Return of the King
So...
I'm back. More or less. I just got my computer back yesterday from Jay F., who kicks seven kinds of ass for fixing my broken shit. Thanks, man.
I haven't had my PC since mid-November, and it's great to not have to go to the goddamn library to go online. Here I sit, beer in hand, spewing forth my brain goo without a plan, just like the old days.
Speaking of the old days, I'm single again. Laura and I split up three weeks ago today, and it sucks. I don't even know how it happened, really. We've fought before, and we always made up in a timely fashion. Not this time. It was a bullshit, unnecessary argument that could have easily been avoided. I don't know why or how it escalated into The End, but it did. The day after The Fight, she had changed her Myspace profile to "single," and deleted the pictures of us from her page. She hasn't called, or written, or anything, and that's just...strange. We were in love. At least, I was. I dunno. She was pissed that I play a lot of gigs, and that Music always comes first for me, and she thought I was cheating on her, and (according to her) I'm a loser because I still live at home and because I wanted to go to bed (at 4:30 am on a Sunday) instead of banging her (even though she blew off the whole day I had set aside to be with her) and several other reasons that I can't even remember. It's fucked up. She exploded at me, and lost her damn mind. So, I lost my damn mind, and said some hurtful shit to her, and I don't even know if I threw her out, or she wanted to leave, or whatever. She had her sister come and pick her up at, like, 5am or something, and that was that. I wasn't even going to write about this, but I can't seem to stop myself. Unresolved issues, and shit. I just can't believe that after all of the shit we went through (together and separately) over the last year, one argument (over nothing, really) is enough for her to walk away and write me off like that. I'm pissed off. I really tried so hard for this girl, and went out of my way, and did every little thing I could think of to make her happy, and let her know that I love her, and tried to support her emotionally (not financially-shit-I can't even support myself), and encourage her to explore her creative side, and dealt with her angry drunkenness, and feelings of worthlessness, and everything else. It's...
Sorry. I had to get that out. There will be no more of that kind of thing here. This is a Happy Place, where I write Funny Things to amuse myself (and, like, the two people who read this crap).
Okay, so...Funny Things...ummm...shit. I got nothing. I just put myself in a bad mood with all of that kvetching. Beer Time.
Here's the deal- I'm going out drinking tonight with my BAG crowd (Rob, Kenny, Kristen, Elise, Lindsay, Christine, Stoner, El Jefe, Kelly, Kelly, and Kelly [yes, there are three Kellys], Adam, and several other people I'm forgetting) and upon my return, if the mood strikes, I will BLOG some more. But, only Fun Stuff. No more Maudlin Bullshit. I promise.
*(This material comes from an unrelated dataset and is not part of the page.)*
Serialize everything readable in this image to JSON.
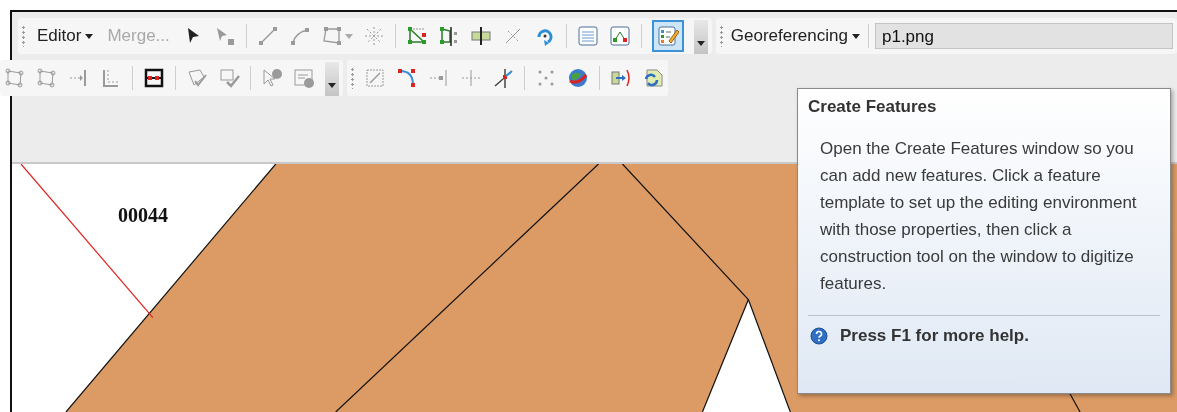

I've spent three weeks dealing with this Breakup. Three weeks of coping, and vacillating between sadness and anger, and having to explain to people "What Happened with Laura and I" (which I've condensed down to a twenty-words-or-less version due to endless repetition), and I'm sick of it. I'm done with it. I've been through worse Breakups than this, and regret nothing.
"I'm good enough, I'm smart enough, and, gosh darn it-people like me!" -Stuart Smalley
Lock up your daughters and hide the whisky- Shawn Hendricks Motherfucker is back.